I think Thanksgiving is a fascinating time to explore identity. College students return and experience their homes for the first time after having lived away. I recall a complex and often painful reshuffling of friends that occurs those first few years as one figures out which parts of your identity, which people, are and are not part of the next chapter of your life. Young parents, like myself, go to visit grandparents – creating a kaleidoscope of generations and in-laws brought together for a mercifully limited window of time. We go back to our parents with children in tow, children who oddly view us as we view our own parents. This sentiment was brought home to me in that same car ride, when my daughter asked me, “Daddy, were you ever cool?” Empty nesters welcome home men and women who are creating their own identities and their own families – a joyous homecoming, but I imagine a complex process in which a parent realizes the differences between the home that gave birth to a child and the home which that child, now an adult, has given birth to. No matter where we fit in this song of Thanksgiving, all of us must grapple on some level with the notion of pilgrimage and homecoming. As for Joseph, who we are and who we seek to be is inevitably a reflection of our ability to both move away and return, to let go and welcome back. Pilgrimage and homecoming: these are the cords that tether us to our past and future. These are the boundaries that define who we are.
One of my favorite Hasidic tales is told in the name the Hasidic master Reb Bunem about Reb Itzik son of Yekel. After many years of great poverty which had never shaken his faith in God, he dreamed that someone bade him look for a treasure in Prague, under the bridge which leads to the king’s palace. When the dream recurred a third time, Rabbi Itzik prepared for the journey and set out for Prague. But the bridge was guarded day and night and he did not dare to start digging. Nevertheless he went to the bridge every morning and kept walking around it until evening. Finally, the captain of the guards, who had been watching him, asked in a kindly way whether he was looking for something or waiting for somebody. Rabbi Itzik told him of the dream which had brought him here from a faraway country. The captain laughed: "And so to please the dream, you – poor fellow – wore out your shoes to come here! As for having faith in crazy dreams, I once had a dream to go to Cracow and dig for treasure under the stove in the room of a Jew. Itzik, son of Yekel, that was the name! Itzik, son of Yekel! Now just imagine what it would be like, if I went to every house in Cracow, where one half the Jews are named Itzik and the other Yekel!" The soldier laughed aloud and walked away. Rabbi Itzik bowed, traveled home, dug up the treasure from under the stove, and built a House of Prayer. (Martin Buber, Tales of the Hasidim: The Later Masters. pp. 245-246.)

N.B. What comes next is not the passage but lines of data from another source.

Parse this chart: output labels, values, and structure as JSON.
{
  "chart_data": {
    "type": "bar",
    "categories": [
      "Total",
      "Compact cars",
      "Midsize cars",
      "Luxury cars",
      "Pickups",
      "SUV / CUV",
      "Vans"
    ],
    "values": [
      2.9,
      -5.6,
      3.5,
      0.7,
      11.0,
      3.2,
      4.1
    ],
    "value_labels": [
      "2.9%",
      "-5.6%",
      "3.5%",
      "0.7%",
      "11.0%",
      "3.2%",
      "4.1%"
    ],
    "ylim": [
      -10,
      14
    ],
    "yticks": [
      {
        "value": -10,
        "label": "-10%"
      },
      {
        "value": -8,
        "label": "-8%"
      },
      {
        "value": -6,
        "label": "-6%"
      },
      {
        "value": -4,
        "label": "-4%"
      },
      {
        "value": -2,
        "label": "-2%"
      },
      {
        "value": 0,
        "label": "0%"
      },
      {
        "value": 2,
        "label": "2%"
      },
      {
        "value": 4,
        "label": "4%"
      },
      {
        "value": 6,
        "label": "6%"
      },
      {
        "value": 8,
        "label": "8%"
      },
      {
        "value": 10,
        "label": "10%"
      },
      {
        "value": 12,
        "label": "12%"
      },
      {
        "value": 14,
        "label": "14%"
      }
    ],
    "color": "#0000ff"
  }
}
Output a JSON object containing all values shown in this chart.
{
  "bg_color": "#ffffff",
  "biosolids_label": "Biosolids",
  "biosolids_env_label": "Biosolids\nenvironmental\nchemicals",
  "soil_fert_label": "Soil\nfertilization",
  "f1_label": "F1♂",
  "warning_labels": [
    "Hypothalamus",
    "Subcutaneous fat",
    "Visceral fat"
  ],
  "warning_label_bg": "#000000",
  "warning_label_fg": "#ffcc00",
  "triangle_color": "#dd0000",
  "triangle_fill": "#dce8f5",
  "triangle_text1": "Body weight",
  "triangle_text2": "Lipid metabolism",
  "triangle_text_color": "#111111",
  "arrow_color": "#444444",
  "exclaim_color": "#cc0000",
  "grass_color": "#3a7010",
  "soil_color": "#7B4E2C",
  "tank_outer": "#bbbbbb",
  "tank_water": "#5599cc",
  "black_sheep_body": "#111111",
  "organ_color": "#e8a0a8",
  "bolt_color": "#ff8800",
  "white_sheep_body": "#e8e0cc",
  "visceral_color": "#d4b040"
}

Sometimes, like Joseph, we have to travel a long way away, just to find what had been sitting under our noses all along. From Adam and Eve onwards, all human beings ultimately seek one and the same thing – to return to the garden of home. And yet, we also know that in order to grow, in order to be received at home and find what awaits us, we also have to leave. This is the story of our people as Americans, as Jews, as families and as individuals. May we, on this holiday weekend, all have the fortitude of spirit to make the journeys that await us all, and may we welcome all those travelers who seek to come back home.